Quoi qu’il en soit, dans l’œuvre qui nous intéresse, le temps d’avant est présenté en termes de continuité et de stabilité, ces donnés étant liées à ce « nous-mêmes » (sujet collectif et solidaire) qu’on veut « demeurer », « pour conserver à Dieu sa place dans nos cœurs », (p. 20). Ce « nous » communautaire est énoncé dans un discours prononcé au nom de tous, ayant pour énonciateurs trois hommes de l’élite du pays des Diallobés réunis en conciliabule : le chef, le maître et le chevalier... Ce dernier, fils de famille noble, est devenu cadre dans l’administration coloniale. La discussion concerne le sujet chaud du présent : l’élite doit-elle « résister » à l’école étrangère ou y envoyer les enfants de la noblesse d’abord, pour donner l’exemple, tâter le terrain, récolter éventuellement les premiers fruits ? Le faire serait se « compromettre », mais se compromettre n’est-ce pas une politique sage si l’on veut « demeurer soi-même » ?
Qu’est-ce à dire au juste ? Demeurer soi-même est-ce, sommairement dit, demeurer chef ? Enoncent-t-ils la possibilité de se « compromettre » (jouer le jeu de l’autre, tourner les armes des colonisateurs contre eux) tout en gardant intact le noyau « authentique » de soi-même ? Comment jouer ce jeu sans changer, sans devenir autre ? Le contexte de cette crise est-il simplement spirituel ? Le triomphe international de « l’action » par opposition à la contemplation, du matérialisme par rapport au spiritualisme, est-ce là tout le problème ? Le choix est-il entre un combat suicidaire (une djihad d’avance perdue) au nom de Dieu, et une compromission avec l’autre pour « sauver Dieu » dans « la cité humaine » ? Que vient y faire cette crainte qu’en refusant l’école étrangère les Diallobé (quels Diallobé ?) se trouveraient réduits en esclavage ? Par qui ? Par ceux des autres régions du pays qui avaient déjà choisi d’y aller ? N’est-ce pas là un rappel des réactions diverses, jamais simples ou sans ambivalence, à l’avènement du « monde nouveau », forme de « guerre » que perpétue « l’école nouvelle » ? Ce sont autant de sous-textes qui peuvent se lire dans les dialogues incessants de ce genre dont le livre se compose.

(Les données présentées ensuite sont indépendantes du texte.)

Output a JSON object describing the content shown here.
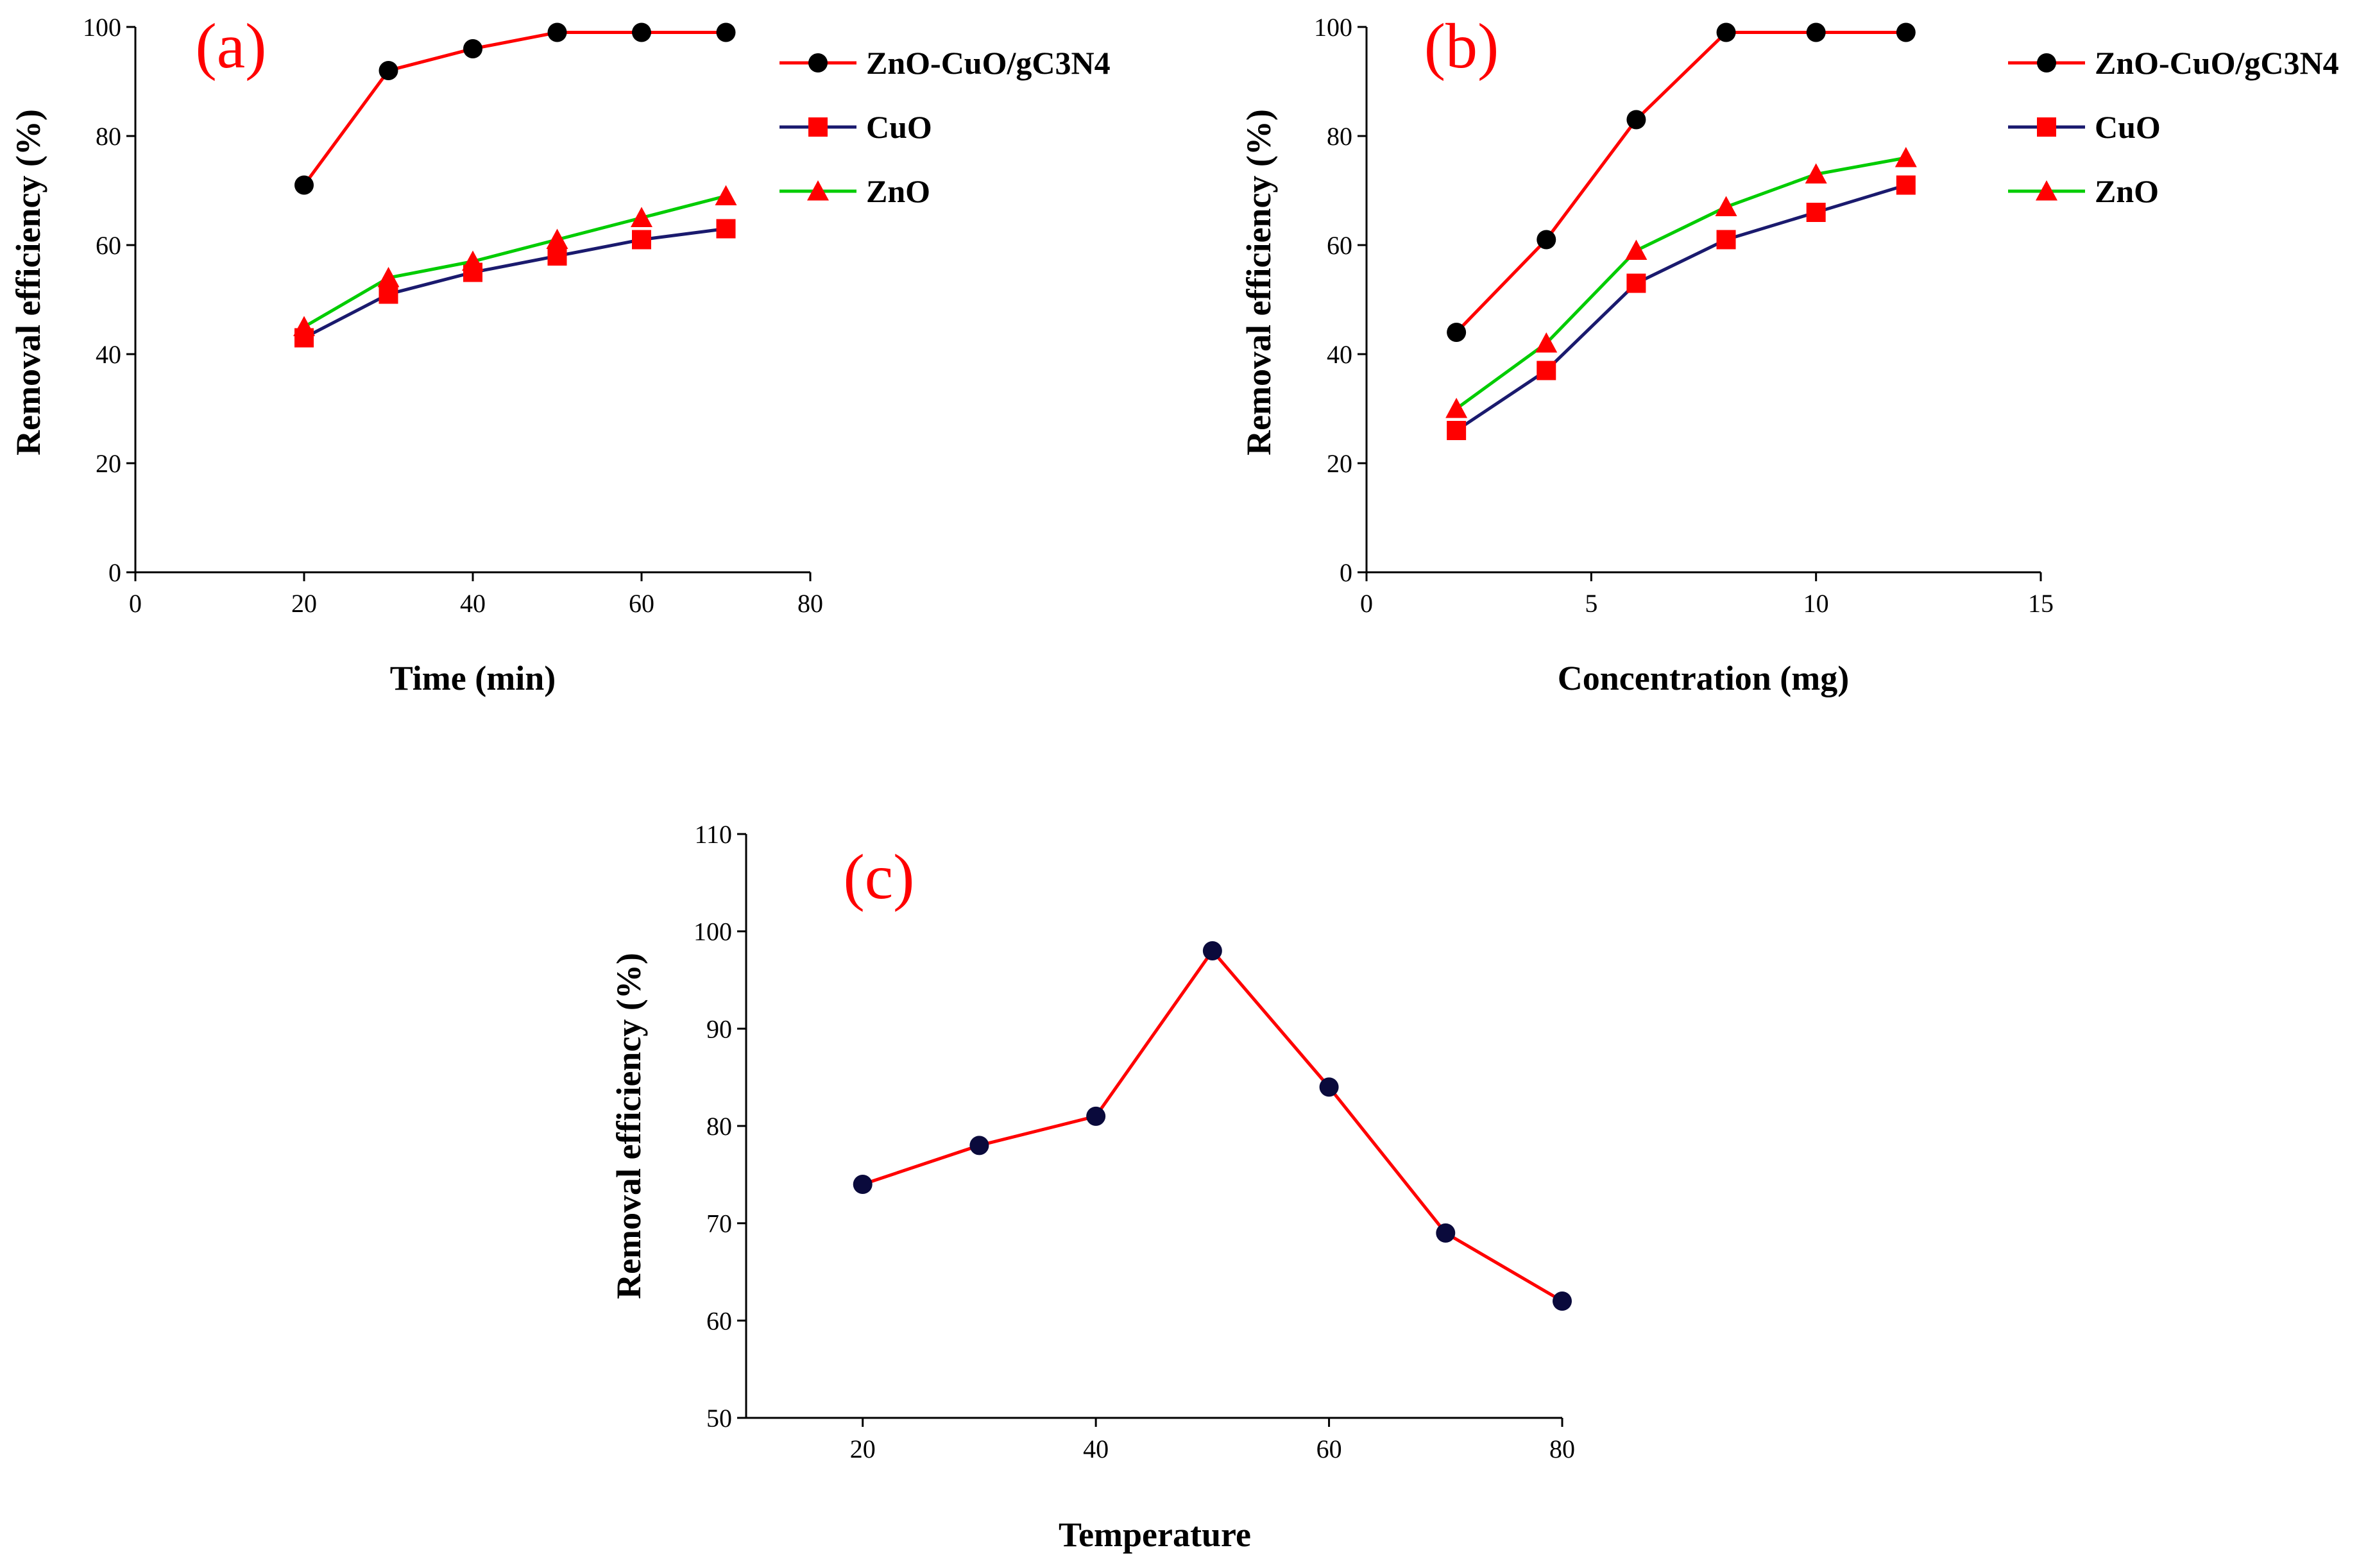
{
  "figure": {
    "background": "#ffffff"
  },
  "chart_data": [
    {
      "panel_label": "(a)",
      "type": "line",
      "xlabel": "Time (min)",
      "ylabel": "Removal efficiency (%)",
      "xlim": [
        0,
        80
      ],
      "ylim": [
        0,
        100
      ],
      "xticks": [
        0,
        20,
        40,
        60,
        80
      ],
      "yticks": [
        0,
        20,
        40,
        60,
        80,
        100
      ],
      "legend_position": "top-right-outside",
      "series": [
        {
          "name": "ZnO-CuO/gC3N4",
          "marker": "circle",
          "line_color": "#ff0000",
          "marker_color": "#000000",
          "x": [
            20,
            30,
            40,
            50,
            60,
            70
          ],
          "y": [
            71,
            92,
            96,
            99,
            99,
            99
          ]
        },
        {
          "name": "CuO",
          "marker": "square",
          "line_color": "#1a1a6e",
          "marker_color": "#ff0000",
          "x": [
            20,
            30,
            40,
            50,
            60,
            70
          ],
          "y": [
            43,
            51,
            55,
            58,
            61,
            63
          ]
        },
        {
          "name": "ZnO",
          "marker": "triangle",
          "line_color": "#00cc00",
          "marker_color": "#ff0000",
          "x": [
            20,
            30,
            40,
            50,
            60,
            70
          ],
          "y": [
            45,
            54,
            57,
            61,
            65,
            69
          ]
        }
      ]
    },
    {
      "panel_label": "(b)",
      "type": "line",
      "xlabel": "Concentration (mg)",
      "ylabel": "Removal efficiency (%)",
      "xlim": [
        0,
        15
      ],
      "ylim": [
        0,
        100
      ],
      "xticks": [
        0,
        5,
        10,
        15
      ],
      "yticks": [
        0,
        20,
        40,
        60,
        80,
        100
      ],
      "legend_position": "top-right-outside",
      "series": [
        {
          "name": "ZnO-CuO/gC3N4",
          "marker": "circle",
          "line_color": "#ff0000",
          "marker_color": "#000000",
          "x": [
            2,
            4,
            6,
            8,
            10,
            12
          ],
          "y": [
            44,
            61,
            83,
            99,
            99,
            99
          ]
        },
        {
          "name": "CuO",
          "marker": "square",
          "line_color": "#1a1a6e",
          "marker_color": "#ff0000",
          "x": [
            2,
            4,
            6,
            8,
            10,
            12
          ],
          "y": [
            26,
            37,
            53,
            61,
            66,
            71
          ]
        },
        {
          "name": "ZnO",
          "marker": "triangle",
          "line_color": "#00cc00",
          "marker_color": "#ff0000",
          "x": [
            2,
            4,
            6,
            8,
            10,
            12
          ],
          "y": [
            30,
            42,
            59,
            67,
            73,
            76
          ]
        }
      ]
    },
    {
      "panel_label": "(c)",
      "type": "line",
      "xlabel": "Temperature",
      "ylabel": "Removal efficiency (%)",
      "xlim": [
        10,
        80
      ],
      "ylim": [
        50,
        110
      ],
      "xticks": [
        20,
        40,
        60,
        80
      ],
      "yticks": [
        50,
        60,
        70,
        80,
        90,
        100,
        110
      ],
      "legend_position": "none",
      "series": [
        {
          "name": "",
          "marker": "circle",
          "line_color": "#ff0000",
          "marker_color": "#0a0a3c",
          "x": [
            20,
            30,
            40,
            50,
            60,
            70,
            80
          ],
          "y": [
            74,
            78,
            81,
            98,
            84,
            69,
            62
          ]
        }
      ]
    }
  ]
}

Le temps avant se présente aussi en toile de fond à l’évocation de la dépossession radicale (« Nous n’avons plus rien...grâce a eux », (p. 20), comme un temps de plénitude et de certitudes tranquilles. Ce « nous » exprimé par un fils de l’élite, le chevalier, oppose implicitement ce « rien » à un atout qu’il estime de première importance : « ... nous sommes parmi les derniers à posséder Dieu tel qu’Il est véritablement dans son unicité » (d’où la tâche monumentale de « Le sauver », p. 20.). Le chevalier est la voix qui énonce cette bonne conscience tranquille, cette foi indéfectible et sans nuances, ces certitudes qui vont à contre-courant de l’œuvre dans son ensemble. Car même le maître, autorité spirituelle incontestée, évolue vers une humilité chaque fois plus grande, et qui le prive de certitudes tranquilles, qui le remplit d’interrogations sans réponses. Toujours est-il que l’Islam est, au départ, le socle de spiritualité d’où, hissé bien haut, on contemple et interprète le monde.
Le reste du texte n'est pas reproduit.